After her season and senior year were interrupted so abruptly, Nicole hopes future students will make the most of their college experience once life gets back to normal.
“Enjoy college while you can,” Nicole says. “Spend time on campus and go to your classes and just take it all in. Take everything one day at a time and try to appreciate all the little things.”
Interdisciplinary Studies EC-6 with ESL
Julia Trotter admits that not being able to have a graduation ceremony due to the COVID-19 pandemic was a blow.
“I wanted to walk across that stage and hear my family cheer my on,” Julia said.
Despite that, Julia said her time at UNT was meaningful to her.
“I love how truly diverse this campus is,” says Julie. “I have never been exposed to so much love and culture in one place.
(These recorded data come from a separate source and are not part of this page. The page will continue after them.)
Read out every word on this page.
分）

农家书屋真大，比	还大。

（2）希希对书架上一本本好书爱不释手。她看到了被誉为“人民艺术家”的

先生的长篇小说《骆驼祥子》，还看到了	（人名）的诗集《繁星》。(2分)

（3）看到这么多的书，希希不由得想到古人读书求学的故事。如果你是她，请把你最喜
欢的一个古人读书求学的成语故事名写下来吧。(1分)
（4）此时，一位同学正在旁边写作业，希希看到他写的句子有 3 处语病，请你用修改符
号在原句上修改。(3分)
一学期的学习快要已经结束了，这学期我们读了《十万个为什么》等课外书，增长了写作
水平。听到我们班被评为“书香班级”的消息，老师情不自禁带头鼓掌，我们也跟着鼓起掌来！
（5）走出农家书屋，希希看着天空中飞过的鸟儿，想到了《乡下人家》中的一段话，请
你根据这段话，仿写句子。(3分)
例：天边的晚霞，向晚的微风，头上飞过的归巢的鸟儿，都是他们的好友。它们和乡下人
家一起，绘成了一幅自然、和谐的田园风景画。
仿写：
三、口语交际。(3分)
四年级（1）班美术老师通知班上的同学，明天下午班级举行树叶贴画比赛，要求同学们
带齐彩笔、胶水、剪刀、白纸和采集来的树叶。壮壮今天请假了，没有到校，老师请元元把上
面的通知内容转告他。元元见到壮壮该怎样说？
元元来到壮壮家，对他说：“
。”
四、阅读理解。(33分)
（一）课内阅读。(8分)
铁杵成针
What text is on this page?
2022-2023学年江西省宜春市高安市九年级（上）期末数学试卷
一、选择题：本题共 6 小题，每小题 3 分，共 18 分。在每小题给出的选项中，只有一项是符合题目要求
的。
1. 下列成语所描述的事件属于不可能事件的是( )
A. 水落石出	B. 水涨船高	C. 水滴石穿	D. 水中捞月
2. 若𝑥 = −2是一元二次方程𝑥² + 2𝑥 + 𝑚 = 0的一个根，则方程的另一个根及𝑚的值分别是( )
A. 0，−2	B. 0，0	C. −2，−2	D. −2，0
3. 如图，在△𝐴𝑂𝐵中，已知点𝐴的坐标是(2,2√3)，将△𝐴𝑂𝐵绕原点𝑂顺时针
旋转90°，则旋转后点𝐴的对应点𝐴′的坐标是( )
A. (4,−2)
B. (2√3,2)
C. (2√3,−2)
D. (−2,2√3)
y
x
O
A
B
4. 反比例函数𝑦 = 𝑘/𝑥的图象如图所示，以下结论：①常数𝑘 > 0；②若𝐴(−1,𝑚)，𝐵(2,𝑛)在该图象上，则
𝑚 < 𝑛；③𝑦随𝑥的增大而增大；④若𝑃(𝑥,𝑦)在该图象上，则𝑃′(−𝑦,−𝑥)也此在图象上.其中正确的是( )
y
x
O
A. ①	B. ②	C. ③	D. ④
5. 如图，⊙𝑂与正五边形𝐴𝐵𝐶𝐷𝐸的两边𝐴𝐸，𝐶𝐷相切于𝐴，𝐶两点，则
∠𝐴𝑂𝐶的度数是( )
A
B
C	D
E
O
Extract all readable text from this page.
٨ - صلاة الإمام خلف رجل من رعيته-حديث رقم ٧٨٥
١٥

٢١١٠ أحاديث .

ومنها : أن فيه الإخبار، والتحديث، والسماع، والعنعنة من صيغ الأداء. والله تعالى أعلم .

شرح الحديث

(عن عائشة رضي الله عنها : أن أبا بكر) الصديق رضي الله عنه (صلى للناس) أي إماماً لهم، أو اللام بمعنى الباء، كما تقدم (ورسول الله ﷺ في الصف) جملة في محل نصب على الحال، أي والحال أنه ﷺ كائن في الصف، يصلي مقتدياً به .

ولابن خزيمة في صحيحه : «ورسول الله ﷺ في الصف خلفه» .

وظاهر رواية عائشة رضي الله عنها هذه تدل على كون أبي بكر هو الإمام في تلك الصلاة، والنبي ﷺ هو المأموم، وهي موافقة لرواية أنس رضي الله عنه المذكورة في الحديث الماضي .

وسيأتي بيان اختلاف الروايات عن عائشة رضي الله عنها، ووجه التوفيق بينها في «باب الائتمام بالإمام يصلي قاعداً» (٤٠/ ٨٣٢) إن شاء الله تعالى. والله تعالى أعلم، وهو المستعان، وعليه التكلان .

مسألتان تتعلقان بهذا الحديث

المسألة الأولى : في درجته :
Differences are celebrated here, and that makes a world of a difference.”
The Frisco native first fell in love with UNT during a campus tour with a friend.
“I know I made the right decision coming here,” she said. “I have made lifelong friends and so many doors have been opened for me.”
Julia, who plans to take a break before starting a master’s program, hopes to make a difference in the lives of the students in her classroom.
“I also hope to find new and exciting ways to teach the material,” she said.
Julia knows what a difference teachers can make because one of her professors, Lauren Eutsler, made such a difference for her.
Julia said Eutsler, an assistant professor in Teacher Education and Administration, inspired her to pursue research in education.
“She had a huge impact on my academic career,” says Julia. “I have been able to conduct research with her, write papers and present my research at international conferences.”
Julia hopes that students coming after her will take the time to enjoy all that UNT has to offer.
“I am proud that as a university we continue to strive for bigger and better things continuously,” she said.
Marianna L. Oller
As a non-traditional student starting a Ph.D. program in her late 30s and coming from out of state, Marianna L. Oller said the sense of community fostered in the College of Education’s Counseling Program helped her find her “Texas family” at the University of North Texas.
“Holistically, the faculty in the Counseling Program have been a tremendous source of support,” Marianna said. “My father passed away during my second semester in the program, and the faculty and staff were there for me.”
With her doctorate in counseling, Marianna said she hopes to become an influential counselor educator who positively impacts the lives of disparity of representation of historically marginalized individuals in the areas of representation and higher education.
Marianna said she chose UNT after how welcomed and supported she felt during the interview process and because of a recommendation from a mentor while earning a master’s degree. But she also pointed out one professor in particular whom she said pushed her to grow and challenged her to take risks.
“My major professor, Dr. Natalya D. Lindo has had the greatest impact on me, personally and professionally,” Marianna said. “From the PhD interview process, she has been a warm, supportive, and encouraging presence in my life.”
During her time at UNT, Marianna served on the executive councils for Chi Sigma Iota, Rho Kappa and UNT's Counselors for Social Justice. She also participated as a co-facilitator for the Unlikely Allies series for the Office of Diversity and Inclusion.
“I would encourage freshmen to get involved, take risks to meet new people, and be open to new experiences,” Marianna said.